Returning a function object from a function C++

Question

let the following function:

returntype Foo(void(*bar)(const C&));

what should be inserted instead of 'returntype' in order for Foo returning the passed function\functor aka 'bar'

Answer 1

Method 1

One option with C++11 is to use placeholder type auto in the return type with decltype using the trailing return type syntax as shown below:

auto Foo(void(*bar)(const C&)) -> decltype(bar); //this is more readable than method 2 below

Method 2

void (*Foo(void(*bar)(const C&)))(const C&); //less readable than method 1 above

As we can see, method 1 is more readable than method 2.

Answer 2

A direct approach is the following

void ( *Foo(void(*bar)(const C&)) ( const C & );

Or you could use a using or typedef alias like

using Fp = void ( * )( const C & );

or 

typedef void ( *Fp )( const C & );

and after that

Fp Foo( Fp bar );

Answer 3

Suppose you have a function void bar(const C&) , and consider Foo(bar) .

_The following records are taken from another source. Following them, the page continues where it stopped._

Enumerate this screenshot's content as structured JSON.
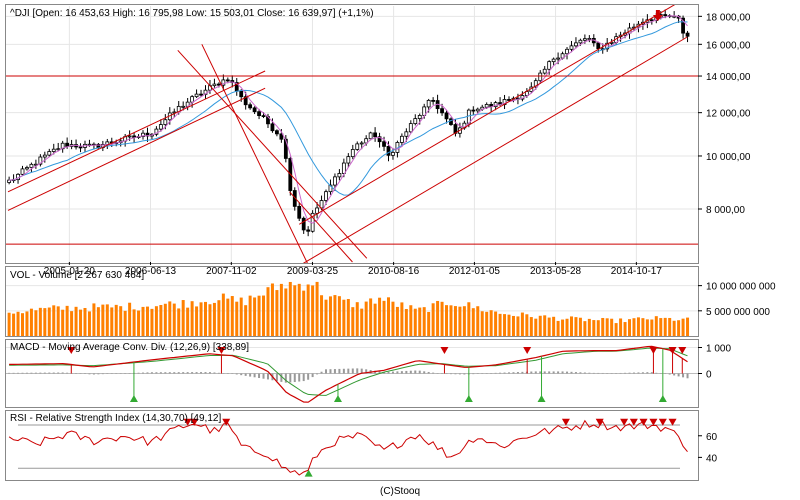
{
  "footer": "(C)Stooq",
  "colors": {
    "candle": "#000000",
    "ma_short": "#cc66cc",
    "ma_long": "#3399dd",
    "trend": "#cc0000",
    "volume": "#ff8000",
    "macd": "#cc0000",
    "signal": "#339933",
    "histogram": "#999999",
    "rsi": "#cc0000",
    "sell_marker": "#cc0000",
    "buy_marker": "#33aa33"
  },
  "chart_data": [
    {
      "type": "candlestick",
      "title": "^DJI [Open: 16 453,63  High: 16 795,98  Low: 15 503,01  Close: 16 639,97] (+1,1%)",
      "x_tick_labels": [
        "2005-01-20",
        "2006-06-13",
        "2007-11-02",
        "2009-03-25",
        "2010-08-16",
        "2012-01-05",
        "2013-05-28",
        "2014-10-17"
      ],
      "y_tick_labels": [
        "8 000,00",
        "10 000,00",
        "12 000,00",
        "14 000,00",
        "16 000,00",
        "18 000,00"
      ],
      "y_ticks": [
        8000,
        10000,
        12000,
        14000,
        16000,
        18000
      ],
      "ylim": [
        6400,
        18800
      ],
      "scale": "log",
      "x_range": [
        "2004-01-01",
        "2015-10-01"
      ],
      "monthly_close_anchors": [
        [
          "2004-01",
          9000
        ],
        [
          "2004-06",
          9700
        ],
        [
          "2004-12",
          10500
        ],
        [
          "2005-06",
          10400
        ],
        [
          "2005-12",
          10700
        ],
        [
          "2006-06",
          11000
        ],
        [
          "2006-12",
          12300
        ],
        [
          "2007-06",
          13300
        ],
        [
          "2007-10",
          13900
        ],
        [
          "2008-01",
          12600
        ],
        [
          "2008-06",
          11500
        ],
        [
          "2008-09",
          10800
        ],
        [
          "2008-11",
          8400
        ],
        [
          "2009-02",
          7100
        ],
        [
          "2009-03",
          7700
        ],
        [
          "2009-06",
          8500
        ],
        [
          "2009-12",
          10400
        ],
        [
          "2010-04",
          11000
        ],
        [
          "2010-07",
          10000
        ],
        [
          "2010-12",
          11500
        ],
        [
          "2011-04",
          12700
        ],
        [
          "2011-09",
          10900
        ],
        [
          "2011-12",
          12200
        ],
        [
          "2012-05",
          12400
        ],
        [
          "2012-12",
          13100
        ],
        [
          "2013-05",
          15100
        ],
        [
          "2013-12",
          16500
        ],
        [
          "2014-02",
          15600
        ],
        [
          "2014-12",
          17800
        ],
        [
          "2015-05",
          18000
        ],
        [
          "2015-07",
          17700
        ],
        [
          "2015-08",
          16500
        ],
        [
          "2015-09",
          16600
        ]
      ],
      "horizontal_lines": [
        14000,
        6900
      ],
      "trend_lines": [
        {
          "from": [
            "2004-01-01",
            8600
          ],
          "to": [
            "2008-06-01",
            14300
          ]
        },
        {
          "from": [
            "2004-01-01",
            7950
          ],
          "to": [
            "2008-06-01",
            13300
          ]
        },
        {
          "from": [
            "2007-05-01",
            16000
          ],
          "to": [
            "2009-03-01",
            6300
          ]
        },
        {
          "from": [
            "2006-12-01",
            15600
          ],
          "to": [
            "2010-03-01",
            6500
          ]
        },
        {
          "from": [
            "2009-01-01",
            7500
          ],
          "to": [
            "2015-09-01",
            19500
          ]
        },
        {
          "from": [
            "2009-01-01",
            6300
          ],
          "to": [
            "2015-09-01",
            16500
          ]
        },
        {
          "from": [
            "2008-11-01",
            8600
          ],
          "to": [
            "2009-12-01",
            6400
          ]
        }
      ],
      "marker_top": "2015-03-01"
    },
    {
      "type": "bar",
      "title": "VOL - Volume [2 267 630 464]",
      "y_tick_labels": [
        "5 000 000 000",
        "10 000 000 000"
      ],
      "y_ticks": [
        5000000000,
        10000000000
      ],
      "ylim": [
        0,
        13500000000
      ],
      "monthly_volume_anchors": [
        [
          "2004-01",
          4800000000
        ],
        [
          "2005-01",
          5600000000
        ],
        [
          "2006-01",
          5800000000
        ],
        [
          "2007-01",
          6500000000
        ],
        [
          "2007-08",
          7500000000
        ],
        [
          "2008-01",
          6800000000
        ],
        [
          "2008-10",
          10500000000
        ],
        [
          "2008-12",
          10000000000
        ],
        [
          "2009-03",
          11000000000
        ],
        [
          "2009-06",
          8000000000
        ],
        [
          "2010-01",
          6000000000
        ],
        [
          "2010-05",
          7500000000
        ],
        [
          "2011-01",
          5000000000
        ],
        [
          "2011-08",
          6800000000
        ],
        [
          "2012-06",
          4500000000
        ],
        [
          "2013-06",
          3500000000
        ],
        [
          "2014-06",
          3000000000
        ],
        [
          "2015-01",
          3500000000
        ],
        [
          "2015-09",
          3200000000
        ]
      ]
    },
    {
      "type": "line",
      "title": "MACD - Moving Average Conv. Div. (12,26,9) [338,89]",
      "y_tick_labels": [
        "0",
        "1 000"
      ],
      "y_ticks": [
        0,
        1000
      ],
      "ylim": [
        -1250,
        1250
      ],
      "macd_anchors": [
        [
          "2004-01",
          350
        ],
        [
          "2004-12",
          380
        ],
        [
          "2005-06",
          250
        ],
        [
          "2006-06",
          520
        ],
        [
          "2007-06",
          760
        ],
        [
          "2007-11",
          680
        ],
        [
          "2008-06",
          100
        ],
        [
          "2008-10",
          -750
        ],
        [
          "2009-02",
          -1150
        ],
        [
          "2009-06",
          -650
        ],
        [
          "2010-01",
          0
        ],
        [
          "2010-06",
          120
        ],
        [
          "2011-01",
          500
        ],
        [
          "2011-06",
          360
        ],
        [
          "2011-11",
          230
        ],
        [
          "2012-05",
          330
        ],
        [
          "2013-01",
          600
        ],
        [
          "2013-07",
          860
        ],
        [
          "2014-01",
          880
        ],
        [
          "2014-06",
          880
        ],
        [
          "2015-01",
          1050
        ],
        [
          "2015-05",
          900
        ],
        [
          "2015-09",
          400
        ]
      ],
      "signal_anchors": [
        [
          "2004-01",
          320
        ],
        [
          "2004-12",
          330
        ],
        [
          "2005-06",
          300
        ],
        [
          "2006-06",
          460
        ],
        [
          "2007-06",
          690
        ],
        [
          "2007-11",
          700
        ],
        [
          "2008-06",
          380
        ],
        [
          "2008-10",
          -300
        ],
        [
          "2009-02",
          -800
        ],
        [
          "2009-06",
          -850
        ],
        [
          "2010-01",
          -250
        ],
        [
          "2010-06",
          50
        ],
        [
          "2011-01",
          350
        ],
        [
          "2011-06",
          380
        ],
        [
          "2011-11",
          280
        ],
        [
          "2012-05",
          300
        ],
        [
          "2013-01",
          500
        ],
        [
          "2013-07",
          760
        ],
        [
          "2014-01",
          850
        ],
        [
          "2014-06",
          860
        ],
        [
          "2015-01",
          980
        ],
        [
          "2015-05",
          950
        ],
        [
          "2015-09",
          650
        ]
      ],
      "sell_markers": [
        "2005-02-01",
        "2007-09-01",
        "2011-07-01",
        "2012-12-01",
        "2015-02-01",
        "2015-06-01",
        "2015-08-01"
      ],
      "buy_markers": [
        "2006-03-01",
        "2009-09-01",
        "2011-12-01",
        "2013-03-01",
        "2015-04-01"
      ]
    },
    {
      "type": "line",
      "title": "RSI - Relative Strength Index (14,30,70) [49,12]",
      "y_tick_labels": [
        "40",
        "60"
      ],
      "y_ticks": [
        40,
        60
      ],
      "ylim": [
        20,
        82
      ],
      "reference_lines": [
        30,
        70
      ],
      "rsi_anchors": [
        [
          "2004-01",
          58
        ],
        [
          "2004-06",
          52
        ],
        [
          "2005-01",
          62
        ],
        [
          "2005-06",
          55
        ],
        [
          "2006-01",
          60
        ],
        [
          "2006-06",
          54
        ],
        [
          "2006-12",
          68
        ],
        [
          "2007-03",
          72
        ],
        [
          "2007-07",
          64
        ],
        [
          "2007-10",
          70
        ],
        [
          "2008-01",
          48
        ],
        [
          "2008-06",
          44
        ],
        [
          "2008-10",
          28
        ],
        [
          "2009-02",
          24
        ],
        [
          "2009-04",
          42
        ],
        [
          "2009-08",
          55
        ],
        [
          "2010-01",
          60
        ],
        [
          "2010-06",
          46
        ],
        [
          "2011-01",
          62
        ],
        [
          "2011-08",
          40
        ],
        [
          "2012-01",
          60
        ],
        [
          "2012-06",
          50
        ],
        [
          "2013-01",
          62
        ],
        [
          "2013-06",
          66
        ],
        [
          "2014-01",
          72
        ],
        [
          "2014-06",
          68
        ],
        [
          "2015-01",
          70
        ],
        [
          "2015-05",
          66
        ],
        [
          "2015-09",
          47
        ]
      ],
      "overbought_markers": [
        "2007-02-01",
        "2007-03-15",
        "2007-10-01",
        "2013-08-01",
        "2014-03-01",
        "2014-08-01",
        "2014-10-01",
        "2014-12-01",
        "2015-02-01",
        "2015-04-01",
        "2015-06-01"
      ],
      "oversold_markers": [
        "2009-03-01"
      ]
    }
  ]
}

In order to call the returned function pointer, you need to dereference it first, (*Foo(bar)) , and then pass it a const C& (let's call it "the_c"):

(*Foo(bar))(the_c)

Since fn returns void , you can now fill in the types:

    void (*Foo(void(*bar)(const C&)))(const C&)
      ^        ^                  ^      ^
      |        |<-  parameter   ->|      | parameter for the returned function       
      |
 Ultimate result

Or, you could decide to not give up on your sanity yet, and name the type:

using function = void(*)(const C&);
function Foo(function bar);

Answer 4

I resolved it with a templates function:

template<typename F>
F foo(F func)